My Favourite Part: It Turns Curiosity Into Projects
One of the hardest parts of learning programming is choosing what to build.
Many tutorials teach syntax. That is useful, but syntax alone does not create engineering judgement. Real confidence comes from building things that have structure, constraints, and trade-offs.
This repo is full of project paths that naturally force those questions:
- How does a database store and retrieve data?
- How does a shell parse commands?
- How does a web server handle requests?
- How does a neural network learn from data?
- How does a programming language become executable?
- How does Git track history?
- How does a search engine rank documents?
These are not toy questions. They are the same ideas behind real software.
That makes the repo valuable because it turns curiosity into concrete work. Instead of saying "I want to learn systems programming", you can say "I will build a small Redis, shell, database, or Git clone."
Why It Fits My Learning Style
I like learning by making practical systems. That is why this repository feels close to the way I want to grow as a developer.
For example, my own work with Anna, my personal AI chatbot, already touches many of the ideas in this repo:
- chatbot behaviour and conversation design
- retrieval over Markdown content
- tokenization and text processing
- admin workflows
- GitHub-backed content publishing
- Next.js interfaces
- local development and deployment
Build Your Own X reminds me that every polished tool is made from smaller understandable parts.
If I want to become better at AI engineering, I should not only call an API. I should also understand the smaller systems around it: text indexing, search, memory, evaluation, prompt routing, and user interface behaviour.
If I want to become better at web development, I should not only use frameworks. I should understand HTTP, rendering, routing, caching, and browser behaviour.
If I want to become better at data work, I should not only use SQL. I should understand how data is stored, queried, indexed, transformed, and served.
That is the mindset this repo encourages.
A Good Way to Use the Repo
I would not try to finish everything. The repository is too big for that, and that is not the point.
A better approach is to choose one path based on what you want to understand next.

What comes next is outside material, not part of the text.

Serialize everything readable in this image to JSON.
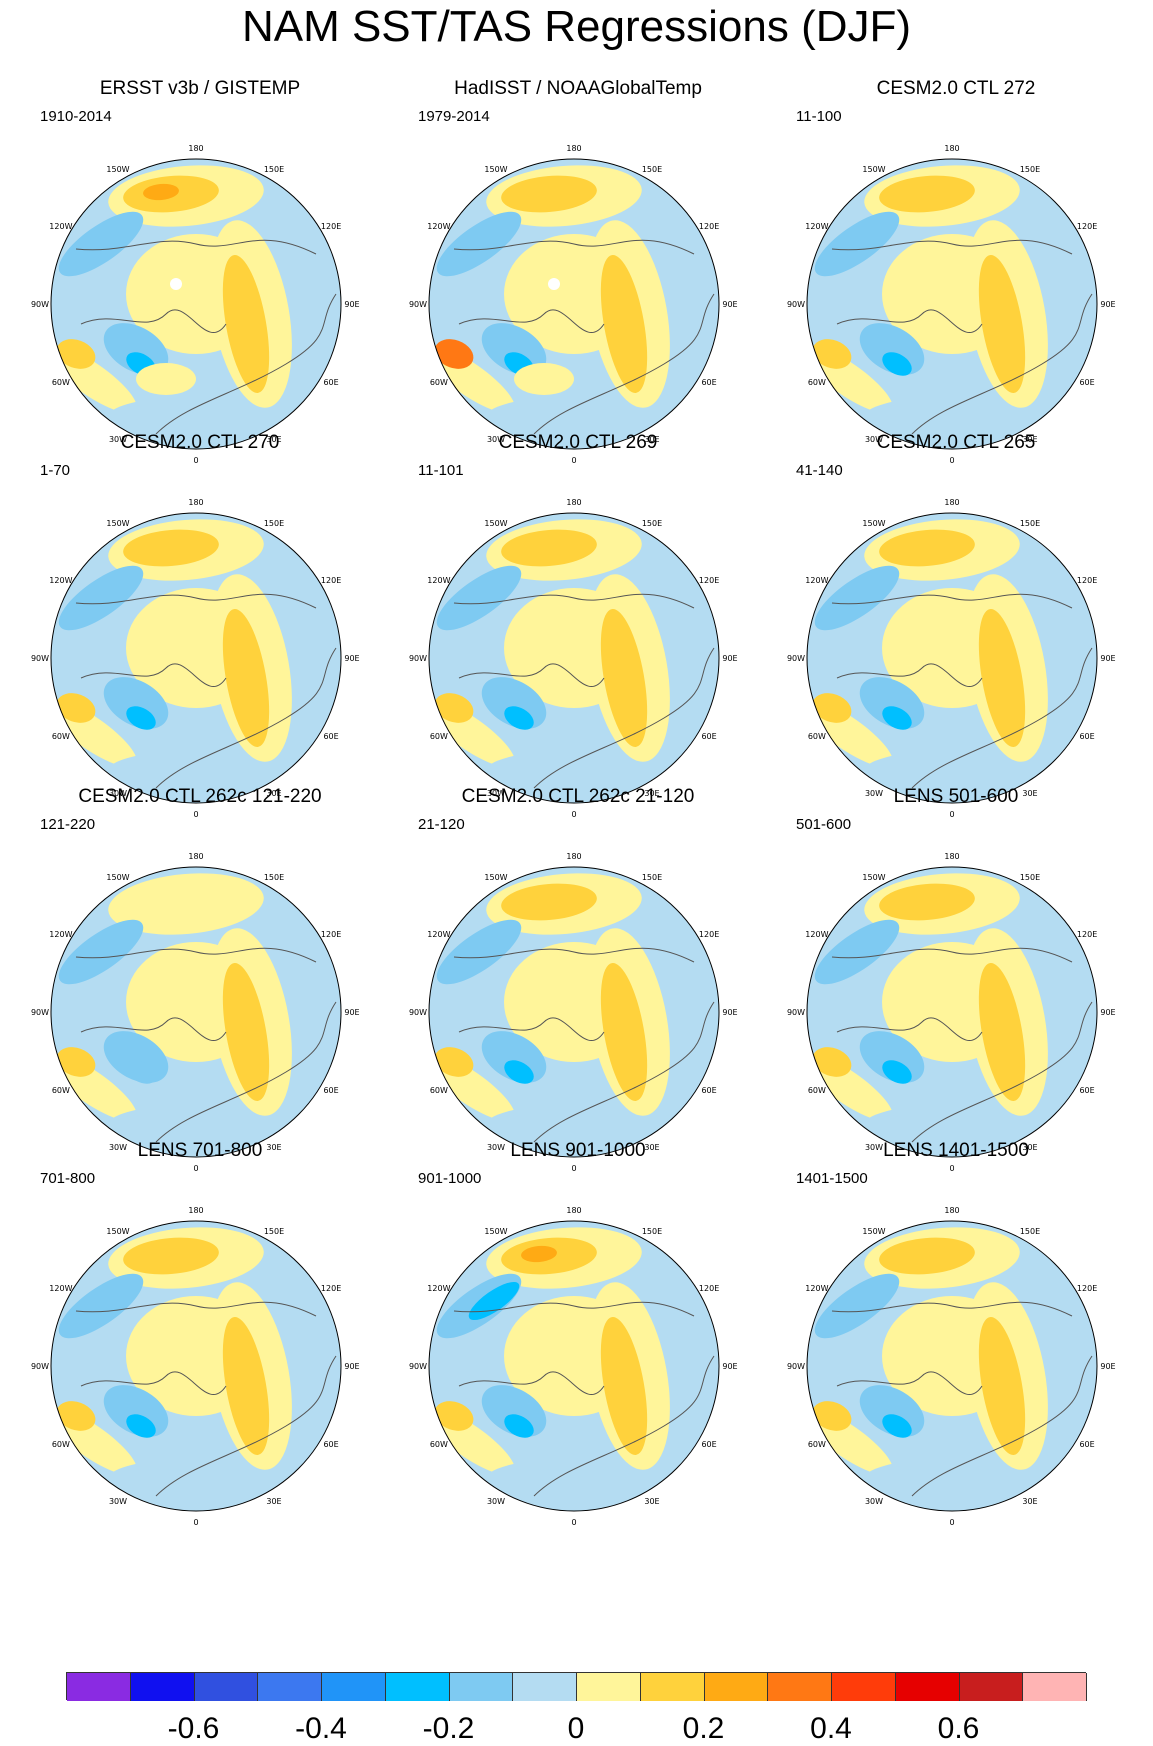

For AI and data learning, I would start with:
- build a neural network
- build a search engine
- build a RAG document search system
- build a simple database
For web development, I would start with:
- build a web server
- build a frontend framework
- build a template engine
- build a browser-inspired renderer
For systems thinking, I would start with:
- build a shell
- build Git
- build a Docker-like container
- build an operating system component
The goal is not to become an expert immediately. The goal is to replace mystery with a working mental model.

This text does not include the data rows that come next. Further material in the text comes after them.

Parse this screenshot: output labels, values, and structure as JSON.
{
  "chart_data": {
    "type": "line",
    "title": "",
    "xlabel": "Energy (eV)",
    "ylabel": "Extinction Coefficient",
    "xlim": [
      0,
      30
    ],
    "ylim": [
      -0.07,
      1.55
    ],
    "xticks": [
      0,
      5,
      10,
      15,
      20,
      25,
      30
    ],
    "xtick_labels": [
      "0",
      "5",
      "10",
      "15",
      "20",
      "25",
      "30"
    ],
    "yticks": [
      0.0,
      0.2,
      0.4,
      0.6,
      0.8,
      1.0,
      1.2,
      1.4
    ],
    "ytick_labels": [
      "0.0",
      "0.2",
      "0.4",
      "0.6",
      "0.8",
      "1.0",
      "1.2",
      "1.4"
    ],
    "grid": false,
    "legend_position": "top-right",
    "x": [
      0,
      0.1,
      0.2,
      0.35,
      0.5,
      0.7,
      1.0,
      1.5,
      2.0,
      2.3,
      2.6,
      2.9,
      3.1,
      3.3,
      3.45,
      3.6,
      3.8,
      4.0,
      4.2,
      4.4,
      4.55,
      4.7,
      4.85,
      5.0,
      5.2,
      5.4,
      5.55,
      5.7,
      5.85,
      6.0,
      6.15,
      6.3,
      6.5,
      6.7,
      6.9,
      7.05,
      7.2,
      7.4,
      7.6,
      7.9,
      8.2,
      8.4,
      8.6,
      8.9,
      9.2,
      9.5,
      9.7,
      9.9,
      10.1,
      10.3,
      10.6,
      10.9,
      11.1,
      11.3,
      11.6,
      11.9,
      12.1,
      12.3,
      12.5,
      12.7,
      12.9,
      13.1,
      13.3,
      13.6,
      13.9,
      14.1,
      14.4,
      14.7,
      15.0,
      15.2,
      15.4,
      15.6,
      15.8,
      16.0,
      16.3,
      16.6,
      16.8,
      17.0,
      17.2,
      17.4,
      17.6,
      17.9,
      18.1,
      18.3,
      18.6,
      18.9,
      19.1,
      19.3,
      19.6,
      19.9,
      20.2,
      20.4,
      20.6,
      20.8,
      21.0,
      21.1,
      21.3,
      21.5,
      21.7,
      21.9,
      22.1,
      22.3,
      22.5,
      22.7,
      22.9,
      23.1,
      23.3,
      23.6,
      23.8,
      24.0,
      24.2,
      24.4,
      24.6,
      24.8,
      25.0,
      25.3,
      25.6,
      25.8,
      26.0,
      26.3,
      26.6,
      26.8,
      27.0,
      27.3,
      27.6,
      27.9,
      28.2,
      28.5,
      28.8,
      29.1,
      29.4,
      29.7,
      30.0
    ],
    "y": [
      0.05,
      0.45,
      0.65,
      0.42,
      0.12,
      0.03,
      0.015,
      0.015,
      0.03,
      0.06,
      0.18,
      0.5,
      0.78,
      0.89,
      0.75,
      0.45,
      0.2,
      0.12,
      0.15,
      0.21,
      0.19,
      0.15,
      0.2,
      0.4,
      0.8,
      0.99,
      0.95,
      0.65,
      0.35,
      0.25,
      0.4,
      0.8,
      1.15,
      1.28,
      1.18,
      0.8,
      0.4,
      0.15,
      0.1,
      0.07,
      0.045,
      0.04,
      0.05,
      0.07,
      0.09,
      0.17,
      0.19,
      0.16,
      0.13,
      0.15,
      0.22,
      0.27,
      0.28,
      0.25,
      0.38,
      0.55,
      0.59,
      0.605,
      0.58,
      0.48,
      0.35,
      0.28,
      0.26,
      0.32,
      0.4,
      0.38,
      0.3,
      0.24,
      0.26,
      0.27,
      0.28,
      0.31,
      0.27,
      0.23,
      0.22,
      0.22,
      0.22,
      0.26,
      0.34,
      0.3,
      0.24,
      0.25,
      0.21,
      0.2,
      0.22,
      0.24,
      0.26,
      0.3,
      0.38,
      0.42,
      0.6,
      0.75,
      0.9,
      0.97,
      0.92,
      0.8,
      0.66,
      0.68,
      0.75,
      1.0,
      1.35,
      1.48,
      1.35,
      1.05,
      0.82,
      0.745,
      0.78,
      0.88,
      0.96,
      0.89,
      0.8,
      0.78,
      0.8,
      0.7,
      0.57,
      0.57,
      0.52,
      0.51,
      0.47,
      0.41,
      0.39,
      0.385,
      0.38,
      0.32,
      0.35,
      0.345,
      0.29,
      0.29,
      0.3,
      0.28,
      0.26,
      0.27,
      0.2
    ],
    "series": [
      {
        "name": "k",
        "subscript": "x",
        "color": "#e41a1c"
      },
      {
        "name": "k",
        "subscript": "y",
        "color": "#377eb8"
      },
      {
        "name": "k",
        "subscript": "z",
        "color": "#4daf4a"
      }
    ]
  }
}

What I Want to Build From It
For my own learning, the most interesting next projects are:
- A tiny search engine for Markdown notes.
- A simple vector search or RAG system.
- A small database to understand indexing.

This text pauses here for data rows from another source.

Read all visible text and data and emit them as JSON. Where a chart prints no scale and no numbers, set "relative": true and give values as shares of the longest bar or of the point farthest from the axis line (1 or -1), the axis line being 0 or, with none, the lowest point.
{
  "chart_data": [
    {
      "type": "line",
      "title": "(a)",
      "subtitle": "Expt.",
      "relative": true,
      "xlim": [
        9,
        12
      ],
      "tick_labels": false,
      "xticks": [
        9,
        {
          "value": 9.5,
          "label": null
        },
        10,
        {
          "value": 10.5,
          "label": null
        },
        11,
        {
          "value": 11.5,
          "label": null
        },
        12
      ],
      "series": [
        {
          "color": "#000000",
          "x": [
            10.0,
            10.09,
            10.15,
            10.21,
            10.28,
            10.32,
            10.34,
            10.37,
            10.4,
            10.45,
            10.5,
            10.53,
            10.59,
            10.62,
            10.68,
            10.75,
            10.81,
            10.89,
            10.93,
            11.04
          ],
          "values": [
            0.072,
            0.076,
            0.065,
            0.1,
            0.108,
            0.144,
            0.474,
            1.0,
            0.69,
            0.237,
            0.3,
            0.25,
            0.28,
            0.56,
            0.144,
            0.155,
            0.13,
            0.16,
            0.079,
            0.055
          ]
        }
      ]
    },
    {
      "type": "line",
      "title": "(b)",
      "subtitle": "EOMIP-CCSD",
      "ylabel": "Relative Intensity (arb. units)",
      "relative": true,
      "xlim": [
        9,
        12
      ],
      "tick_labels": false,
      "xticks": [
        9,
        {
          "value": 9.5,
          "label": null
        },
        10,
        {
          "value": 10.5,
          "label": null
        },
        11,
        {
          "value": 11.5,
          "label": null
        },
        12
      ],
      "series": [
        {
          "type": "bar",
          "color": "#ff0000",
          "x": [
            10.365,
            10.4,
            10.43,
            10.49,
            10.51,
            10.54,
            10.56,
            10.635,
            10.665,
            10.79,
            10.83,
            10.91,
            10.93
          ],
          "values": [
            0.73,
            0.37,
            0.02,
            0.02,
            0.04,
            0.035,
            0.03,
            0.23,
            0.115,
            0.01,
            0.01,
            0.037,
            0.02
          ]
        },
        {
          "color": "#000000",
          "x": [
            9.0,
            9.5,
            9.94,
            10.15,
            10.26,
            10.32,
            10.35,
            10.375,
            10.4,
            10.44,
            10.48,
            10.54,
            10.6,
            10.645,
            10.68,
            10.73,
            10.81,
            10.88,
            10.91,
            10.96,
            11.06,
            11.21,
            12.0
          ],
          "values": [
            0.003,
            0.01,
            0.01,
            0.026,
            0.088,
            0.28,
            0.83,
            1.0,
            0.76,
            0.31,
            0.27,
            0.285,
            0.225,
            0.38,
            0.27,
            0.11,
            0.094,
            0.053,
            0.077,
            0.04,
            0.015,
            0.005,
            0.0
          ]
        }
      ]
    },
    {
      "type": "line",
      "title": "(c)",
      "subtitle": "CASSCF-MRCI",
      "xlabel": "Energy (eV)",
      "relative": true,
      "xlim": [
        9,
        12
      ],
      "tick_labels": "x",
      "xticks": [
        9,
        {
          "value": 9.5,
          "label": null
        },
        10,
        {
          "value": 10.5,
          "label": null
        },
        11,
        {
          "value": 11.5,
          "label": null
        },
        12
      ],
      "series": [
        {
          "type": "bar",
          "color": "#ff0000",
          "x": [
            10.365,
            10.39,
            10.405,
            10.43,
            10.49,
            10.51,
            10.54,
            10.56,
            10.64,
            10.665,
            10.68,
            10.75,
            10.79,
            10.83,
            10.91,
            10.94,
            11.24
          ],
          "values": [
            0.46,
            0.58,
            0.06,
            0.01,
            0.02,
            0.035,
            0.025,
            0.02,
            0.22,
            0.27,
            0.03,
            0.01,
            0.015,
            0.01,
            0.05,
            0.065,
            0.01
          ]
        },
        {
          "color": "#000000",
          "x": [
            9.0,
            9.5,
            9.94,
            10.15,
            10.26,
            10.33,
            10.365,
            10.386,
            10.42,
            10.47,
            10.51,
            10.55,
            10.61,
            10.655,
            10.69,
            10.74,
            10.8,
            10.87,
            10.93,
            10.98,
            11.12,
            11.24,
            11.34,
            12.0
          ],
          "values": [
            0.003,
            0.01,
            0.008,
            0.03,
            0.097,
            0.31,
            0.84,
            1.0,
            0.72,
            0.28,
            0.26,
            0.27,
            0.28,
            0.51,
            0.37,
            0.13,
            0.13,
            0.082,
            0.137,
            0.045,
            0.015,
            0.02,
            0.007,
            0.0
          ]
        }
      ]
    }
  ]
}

- A basic web server to understand HTTP more deeply.
- A miniature Git-like content tracker.
These projects connect directly to Max Hoang Journal and Anna.
Anna already depends on content, search, routing, and admin workflows. If I rebuild smaller versions of those systems, I will understand my own website better. I will also become less dependent on black-box tools.
That is the real benefit.
Final Thought
Build Your Own X is not just a list of tutorials. It is a reminder of a powerful learning principle:
Rebuilding something changes how you see it.
After you build a small database, SQL feels different. After you build a web server, HTTP feels different. After you build a search engine, ranking and retrieval feel different. After you build a small AI model, machine learning feels less magical and more mechanical.
This is the kind of learning that stays.
For me, this repository is a project library, a roadmap, and a challenge. It says: do not only use the tools. Open them up. Rebuild a smaller version. Learn the moving parts.
That is how software becomes less mysterious.